Generation X (sometimes shortened to Gen X), is the name given to the generation of people born between the mid-1960’s and the early-1980’s. Gen X follows the baby boom generation and precedes the millennial generation.
According to the Financial Conduct Authority's paper on the accumulation of wealth in the UK (May 2019), half of all 20-29 year olds have no retirement savings and those aged 30 to 39 have saved less than
£30,000.
The Financial Conduct Authority also found that almost 40 per cent of working age individuals have no private pension wealth at all.
A good proportion of “Generation X” may be looking at financial hardship in retirement due to having inadequate pension savings, and run the risk of only achieving a minimum or lower than minimum standard of living in retirement as a result.
Gen X missed two pension boats
Many entered the job market too late to take full advantage of final salary pensions, yet too early to enjoy the full benefits of initiatives like auto-enrolment, meaning their retirement income will be stretched as a result. Yet another reminder that we should all be trying harder to save for old age?
Solutions for people struggling with pension saving
Generation X is far from being the only group facing a pensions shortfall, and the prudent approach should be that if you want something done, you must do it yourself.
Although pension saving might not be easy, it may be easier than you think. There’s often time to support your retirement prospects and alter their current trajectory. By paying attention on not under-saving and tapping into opportunities when you have a little more money.

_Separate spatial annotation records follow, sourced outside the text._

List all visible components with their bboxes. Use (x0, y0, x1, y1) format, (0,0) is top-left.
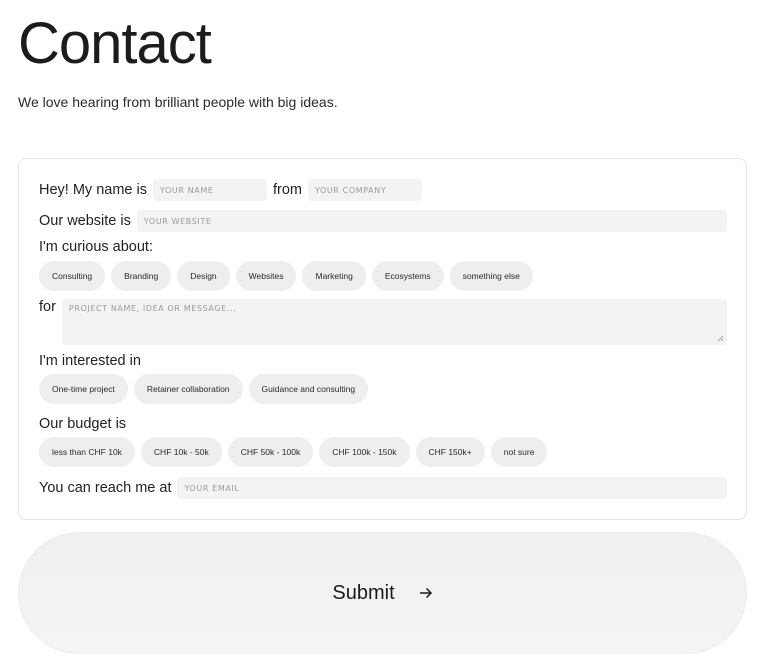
chip-consulting[interactable]: Consulting (39, 261, 106, 291)
intro-text: We love hearing from brilliant people wi… (18, 94, 338, 110)
interested-row: I'm interested in (39, 353, 141, 369)
contact-form: Hey! My name is from Our website is I'm … (18, 158, 747, 520)
interested-options: One-time project Retainer collaboration … (39, 374, 369, 404)
name-prefix-label: Hey! My name is (39, 182, 147, 198)
budget-options: less than CHF 10k CHF 10k - 50k CHF 50k … (39, 437, 548, 467)
submit-button[interactable]: Submit (18, 532, 747, 654)
chip-guidance-consulting[interactable]: Guidance and consulting (248, 374, 369, 404)
curious-row: I'm curious about: (39, 239, 153, 255)
message-field[interactable] (61, 299, 727, 345)
curious-options: Consulting Branding Design Websites Mark… (39, 261, 533, 291)
reach-label: You can reach me at (39, 480, 172, 496)
chip-retainer-collaboration[interactable]: Retainer collaboration (133, 374, 243, 404)
website-row: Our website is (39, 210, 727, 232)
message-wrapper (61, 299, 727, 345)
chip-budget-50k-100k[interactable]: CHF 50k - 100k (227, 437, 314, 467)
interested-label: I'm interested in (39, 353, 141, 369)
email-row: You can reach me at (39, 477, 728, 499)
chip-branding[interactable]: Branding (111, 261, 172, 291)
chip-websites[interactable]: Websites (235, 261, 297, 291)
for-label: for (39, 299, 56, 315)
chip-budget-150k-plus[interactable]: CHF 150k+ (415, 437, 485, 467)
chip-budget-10k-50k[interactable]: CHF 10k - 50k (140, 437, 222, 467)
chip-design[interactable]: Design (177, 261, 230, 291)
chip-budget-not-sure[interactable]: not sure (490, 437, 548, 467)
email-field[interactable] (177, 477, 728, 499)
resize-handle-icon[interactable] (717, 335, 724, 342)
from-label: from (272, 182, 302, 198)
arrow-right-icon (419, 587, 432, 599)
chip-ecosystems[interactable]: Ecosystems (371, 261, 444, 291)
chip-marketing[interactable]: Marketing (302, 261, 366, 291)
chip-budget-100k-150k[interactable]: CHF 100k - 150k (319, 437, 410, 467)
name-row: Hey! My name is from (39, 179, 422, 201)
company-field[interactable] (307, 179, 422, 201)
website-field[interactable] (136, 210, 727, 232)
budget-label: Our budget is (39, 416, 127, 432)
message-row: for (39, 299, 727, 345)
curious-label: I'm curious about: (39, 239, 153, 255)
budget-row: Our budget is (39, 416, 126, 432)
name-field[interactable] (152, 179, 267, 201)
chip-budget-less-10k[interactable]: less than CHF 10k (39, 437, 135, 467)
submit-label: Submit (332, 581, 395, 604)
chip-something-else[interactable]: something else (449, 261, 533, 291)
page-title: Contact (18, 11, 212, 76)
website-label: Our website is (39, 213, 131, 229)
chip-one-time-project[interactable]: One-time project (39, 374, 128, 404)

Perhaps looking at saving more once debts have been paid off and increasing pension contributions when you receive a pay rise or a decrease in mortgage payments. Even a small increase in contributions can make asignificant difference to eventual retirement income. When it may be hard to make ends meet, it is tempting to think of pensions as non-essential spending – something that can be put off till later. Saving into a pension comes with the advantage of tax- relief and compound interest, it can be a smart move for your future.
Perhaps there are other assets that could help fund retirement?
When you’re saving for retirement, it’s often a pension that’s at the forefront. However, there are many other assets that can support your retirement plans. If you’ve found that your pension will leave a shortfall in the income you need, other assets such as savings held in an ISA (Individual Savings Account), property or an investment portfolio can help plug the gap.
It can be difficult to decide what assets you should access to create an income and how to substantially withdraw money from them. This is where a financial plan is essential. It can help bring together all your assets to build a retirement plan that matches your aspirations and the resources you’ve built up, in the most tax-efficient way.
The value of pensions and investments and the income they produce can fall as well as rise.
Tax treatment varies according to individual circumstances and is subject to change.